No intuito de resguardar ao máximo as cooperativas de trabalho de eventuais ações trabalhistas, sugerimos os seguintes procedimentos: 

Realizar um curso básico de cooperativismo para todos os cooperantes, mediante certificado de participação, registrando o evento em fotos, onde possa ser identificado cada um dos participantes, com o equipamento de segurança exigido para a respectiva profissão (função), se for o caso.

Solicitar que o cooperante assine uma declaração de que optou livremente em participar da cooperativa, consciente dos seus direitos e deveres. (A OCB elaborou um modelo de declaração, cuja transcrição está mais adiante).
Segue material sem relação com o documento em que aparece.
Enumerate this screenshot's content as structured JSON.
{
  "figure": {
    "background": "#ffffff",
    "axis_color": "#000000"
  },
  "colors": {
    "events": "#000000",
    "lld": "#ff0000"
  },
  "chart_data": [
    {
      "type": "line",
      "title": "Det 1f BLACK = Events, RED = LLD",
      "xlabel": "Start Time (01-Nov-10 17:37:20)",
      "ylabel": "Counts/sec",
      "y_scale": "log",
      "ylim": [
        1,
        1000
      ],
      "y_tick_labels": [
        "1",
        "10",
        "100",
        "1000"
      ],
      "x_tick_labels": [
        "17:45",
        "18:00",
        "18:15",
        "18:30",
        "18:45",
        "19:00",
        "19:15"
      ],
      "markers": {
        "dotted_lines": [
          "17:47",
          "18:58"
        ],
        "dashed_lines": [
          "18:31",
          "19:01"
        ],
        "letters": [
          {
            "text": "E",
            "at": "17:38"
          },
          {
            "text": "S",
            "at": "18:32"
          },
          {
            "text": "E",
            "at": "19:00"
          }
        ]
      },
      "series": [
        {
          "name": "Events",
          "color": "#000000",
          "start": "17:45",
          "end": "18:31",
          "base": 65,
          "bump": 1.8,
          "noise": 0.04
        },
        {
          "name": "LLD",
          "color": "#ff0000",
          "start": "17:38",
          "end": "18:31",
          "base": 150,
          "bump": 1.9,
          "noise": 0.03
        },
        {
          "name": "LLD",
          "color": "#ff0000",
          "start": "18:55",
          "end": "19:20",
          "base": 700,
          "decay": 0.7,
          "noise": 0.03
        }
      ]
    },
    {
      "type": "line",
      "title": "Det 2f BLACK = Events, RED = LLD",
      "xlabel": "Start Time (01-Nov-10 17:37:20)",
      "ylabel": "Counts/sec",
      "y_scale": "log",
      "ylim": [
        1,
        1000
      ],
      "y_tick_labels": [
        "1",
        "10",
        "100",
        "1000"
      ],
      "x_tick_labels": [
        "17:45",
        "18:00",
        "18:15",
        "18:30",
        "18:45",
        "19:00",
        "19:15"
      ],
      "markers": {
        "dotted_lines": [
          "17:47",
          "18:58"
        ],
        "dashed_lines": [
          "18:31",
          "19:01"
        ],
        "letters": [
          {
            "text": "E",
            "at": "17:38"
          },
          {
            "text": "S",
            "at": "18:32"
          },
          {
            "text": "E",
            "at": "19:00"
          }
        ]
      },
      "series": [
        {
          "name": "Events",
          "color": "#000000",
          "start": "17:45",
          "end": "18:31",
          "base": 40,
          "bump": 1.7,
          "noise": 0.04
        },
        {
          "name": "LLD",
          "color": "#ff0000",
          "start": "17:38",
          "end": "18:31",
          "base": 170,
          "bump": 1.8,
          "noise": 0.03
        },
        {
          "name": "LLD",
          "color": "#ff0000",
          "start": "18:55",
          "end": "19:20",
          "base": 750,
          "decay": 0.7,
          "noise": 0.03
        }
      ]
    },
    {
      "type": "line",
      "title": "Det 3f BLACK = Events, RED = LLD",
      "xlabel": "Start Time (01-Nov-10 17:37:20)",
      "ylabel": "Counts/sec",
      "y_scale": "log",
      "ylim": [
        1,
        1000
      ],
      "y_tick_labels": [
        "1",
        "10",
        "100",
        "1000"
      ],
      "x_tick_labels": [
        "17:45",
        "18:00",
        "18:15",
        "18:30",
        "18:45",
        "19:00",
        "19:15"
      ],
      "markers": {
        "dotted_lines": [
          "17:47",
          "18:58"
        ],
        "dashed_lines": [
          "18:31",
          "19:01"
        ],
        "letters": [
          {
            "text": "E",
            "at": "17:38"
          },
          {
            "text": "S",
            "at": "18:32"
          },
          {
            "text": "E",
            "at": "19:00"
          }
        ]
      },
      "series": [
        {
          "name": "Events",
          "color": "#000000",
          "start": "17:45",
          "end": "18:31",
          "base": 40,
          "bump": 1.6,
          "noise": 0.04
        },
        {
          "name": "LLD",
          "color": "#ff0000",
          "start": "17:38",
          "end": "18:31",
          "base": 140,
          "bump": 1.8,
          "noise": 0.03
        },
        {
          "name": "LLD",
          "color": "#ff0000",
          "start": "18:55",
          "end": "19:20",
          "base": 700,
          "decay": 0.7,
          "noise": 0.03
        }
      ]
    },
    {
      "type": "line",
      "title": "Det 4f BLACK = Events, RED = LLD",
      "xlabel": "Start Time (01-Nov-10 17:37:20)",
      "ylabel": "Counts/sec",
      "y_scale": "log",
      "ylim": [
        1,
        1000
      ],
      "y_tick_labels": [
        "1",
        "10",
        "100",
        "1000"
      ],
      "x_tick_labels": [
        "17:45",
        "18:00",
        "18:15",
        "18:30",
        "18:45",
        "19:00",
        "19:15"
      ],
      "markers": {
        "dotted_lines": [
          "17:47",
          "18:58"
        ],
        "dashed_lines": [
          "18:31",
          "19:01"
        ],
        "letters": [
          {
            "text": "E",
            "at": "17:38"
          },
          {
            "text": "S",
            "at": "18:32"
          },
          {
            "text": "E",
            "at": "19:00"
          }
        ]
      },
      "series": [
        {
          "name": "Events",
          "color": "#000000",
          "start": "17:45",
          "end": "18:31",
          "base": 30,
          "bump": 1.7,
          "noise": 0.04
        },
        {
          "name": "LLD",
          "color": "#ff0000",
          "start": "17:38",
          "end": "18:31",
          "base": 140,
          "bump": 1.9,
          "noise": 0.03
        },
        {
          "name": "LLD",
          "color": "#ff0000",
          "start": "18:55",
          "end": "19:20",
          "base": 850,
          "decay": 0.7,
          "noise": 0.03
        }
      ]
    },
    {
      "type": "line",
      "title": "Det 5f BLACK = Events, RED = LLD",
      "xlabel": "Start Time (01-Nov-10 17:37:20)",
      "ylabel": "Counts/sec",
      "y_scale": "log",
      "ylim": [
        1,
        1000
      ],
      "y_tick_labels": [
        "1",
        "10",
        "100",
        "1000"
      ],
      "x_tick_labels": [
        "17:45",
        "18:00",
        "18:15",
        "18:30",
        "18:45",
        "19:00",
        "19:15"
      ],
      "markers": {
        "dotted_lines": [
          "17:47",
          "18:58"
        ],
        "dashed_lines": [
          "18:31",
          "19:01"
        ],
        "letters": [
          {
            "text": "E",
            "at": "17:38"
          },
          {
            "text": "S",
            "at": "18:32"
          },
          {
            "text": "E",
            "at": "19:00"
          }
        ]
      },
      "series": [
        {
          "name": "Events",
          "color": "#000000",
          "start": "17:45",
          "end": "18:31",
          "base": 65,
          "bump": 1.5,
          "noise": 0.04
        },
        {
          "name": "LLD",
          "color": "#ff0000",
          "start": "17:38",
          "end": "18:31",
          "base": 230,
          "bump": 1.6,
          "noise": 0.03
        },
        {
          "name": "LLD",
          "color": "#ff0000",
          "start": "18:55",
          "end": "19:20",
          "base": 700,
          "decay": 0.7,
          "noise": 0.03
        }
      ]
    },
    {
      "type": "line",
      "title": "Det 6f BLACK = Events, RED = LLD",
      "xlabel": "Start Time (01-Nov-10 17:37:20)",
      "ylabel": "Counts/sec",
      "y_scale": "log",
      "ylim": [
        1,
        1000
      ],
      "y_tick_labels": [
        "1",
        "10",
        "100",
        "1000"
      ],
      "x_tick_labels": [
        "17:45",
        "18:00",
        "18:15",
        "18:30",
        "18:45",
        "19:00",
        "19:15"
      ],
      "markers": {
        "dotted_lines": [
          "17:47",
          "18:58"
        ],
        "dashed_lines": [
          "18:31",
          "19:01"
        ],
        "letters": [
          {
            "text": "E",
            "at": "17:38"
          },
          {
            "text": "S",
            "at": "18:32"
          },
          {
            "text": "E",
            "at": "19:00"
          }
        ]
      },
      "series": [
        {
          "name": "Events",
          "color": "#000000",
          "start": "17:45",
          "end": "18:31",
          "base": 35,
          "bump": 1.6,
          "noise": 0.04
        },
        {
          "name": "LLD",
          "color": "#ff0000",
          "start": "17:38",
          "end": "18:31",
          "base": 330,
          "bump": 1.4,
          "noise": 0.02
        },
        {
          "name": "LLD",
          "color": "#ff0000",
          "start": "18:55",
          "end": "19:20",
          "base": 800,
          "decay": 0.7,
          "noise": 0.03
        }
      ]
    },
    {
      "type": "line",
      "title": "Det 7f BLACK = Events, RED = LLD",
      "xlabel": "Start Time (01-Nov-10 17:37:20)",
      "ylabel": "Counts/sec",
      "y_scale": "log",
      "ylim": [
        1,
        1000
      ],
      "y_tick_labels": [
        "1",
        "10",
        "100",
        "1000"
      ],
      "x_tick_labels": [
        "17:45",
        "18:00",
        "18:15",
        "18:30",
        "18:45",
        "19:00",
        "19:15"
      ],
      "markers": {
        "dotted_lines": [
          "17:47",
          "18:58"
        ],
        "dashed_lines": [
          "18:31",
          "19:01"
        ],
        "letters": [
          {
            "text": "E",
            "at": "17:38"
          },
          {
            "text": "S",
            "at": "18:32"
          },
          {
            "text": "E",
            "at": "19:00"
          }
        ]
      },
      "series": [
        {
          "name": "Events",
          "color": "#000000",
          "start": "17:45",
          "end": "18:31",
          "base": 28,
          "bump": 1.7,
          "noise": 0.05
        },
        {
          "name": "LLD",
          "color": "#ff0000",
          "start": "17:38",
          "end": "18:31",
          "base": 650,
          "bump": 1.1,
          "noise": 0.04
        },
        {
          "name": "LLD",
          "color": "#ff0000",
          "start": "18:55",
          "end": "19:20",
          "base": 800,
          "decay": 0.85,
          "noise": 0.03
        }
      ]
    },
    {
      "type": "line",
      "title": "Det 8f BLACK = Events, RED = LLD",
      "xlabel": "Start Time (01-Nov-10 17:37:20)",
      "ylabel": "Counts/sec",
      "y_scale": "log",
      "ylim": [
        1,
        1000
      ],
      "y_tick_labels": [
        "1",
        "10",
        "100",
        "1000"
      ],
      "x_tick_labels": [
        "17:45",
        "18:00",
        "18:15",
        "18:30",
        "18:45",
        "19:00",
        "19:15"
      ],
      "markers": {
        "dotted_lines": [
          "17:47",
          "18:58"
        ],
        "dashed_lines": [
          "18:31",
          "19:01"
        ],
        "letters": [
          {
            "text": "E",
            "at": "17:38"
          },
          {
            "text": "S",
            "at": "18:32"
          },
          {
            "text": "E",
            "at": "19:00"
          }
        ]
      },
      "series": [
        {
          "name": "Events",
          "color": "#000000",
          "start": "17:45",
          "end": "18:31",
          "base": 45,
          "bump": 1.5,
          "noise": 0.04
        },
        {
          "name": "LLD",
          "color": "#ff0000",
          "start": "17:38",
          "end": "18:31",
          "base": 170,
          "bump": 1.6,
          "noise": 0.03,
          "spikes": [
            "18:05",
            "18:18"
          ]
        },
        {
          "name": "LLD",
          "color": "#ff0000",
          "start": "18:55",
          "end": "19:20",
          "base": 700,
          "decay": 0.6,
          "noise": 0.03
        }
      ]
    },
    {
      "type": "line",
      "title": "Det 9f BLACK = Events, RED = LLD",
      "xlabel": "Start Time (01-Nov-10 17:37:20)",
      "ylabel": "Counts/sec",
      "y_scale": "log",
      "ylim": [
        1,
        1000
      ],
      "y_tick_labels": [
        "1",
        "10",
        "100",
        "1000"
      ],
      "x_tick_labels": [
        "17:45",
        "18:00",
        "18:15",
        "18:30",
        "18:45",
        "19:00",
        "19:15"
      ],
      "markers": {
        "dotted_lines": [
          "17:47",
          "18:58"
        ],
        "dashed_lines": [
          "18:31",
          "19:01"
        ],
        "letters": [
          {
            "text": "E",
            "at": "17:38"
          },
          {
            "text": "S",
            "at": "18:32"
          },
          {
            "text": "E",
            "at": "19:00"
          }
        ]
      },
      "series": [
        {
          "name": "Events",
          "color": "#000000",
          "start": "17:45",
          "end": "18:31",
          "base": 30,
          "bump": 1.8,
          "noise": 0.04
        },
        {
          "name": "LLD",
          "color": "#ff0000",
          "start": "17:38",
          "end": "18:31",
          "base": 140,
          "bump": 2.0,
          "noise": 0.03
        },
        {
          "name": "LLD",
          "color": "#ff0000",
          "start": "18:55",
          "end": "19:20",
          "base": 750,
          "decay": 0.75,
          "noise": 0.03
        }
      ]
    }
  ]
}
Preencher a Ficha de Matrícula do Cooperante, com a assinatura dele e de mais duas testemunhas.

Publicar o Edital de Convocação das Assembleias Gerais em jornais de circulação na área de ação da cooperativa e incentivar o quadro social a delas participar, registrando a participação no Livro de Presenças e também em fotos.

Observar os requisitos estipulados na Lei 12.690/2012.

Proceder ao Rateio das Sobras e constar esse fato em ata.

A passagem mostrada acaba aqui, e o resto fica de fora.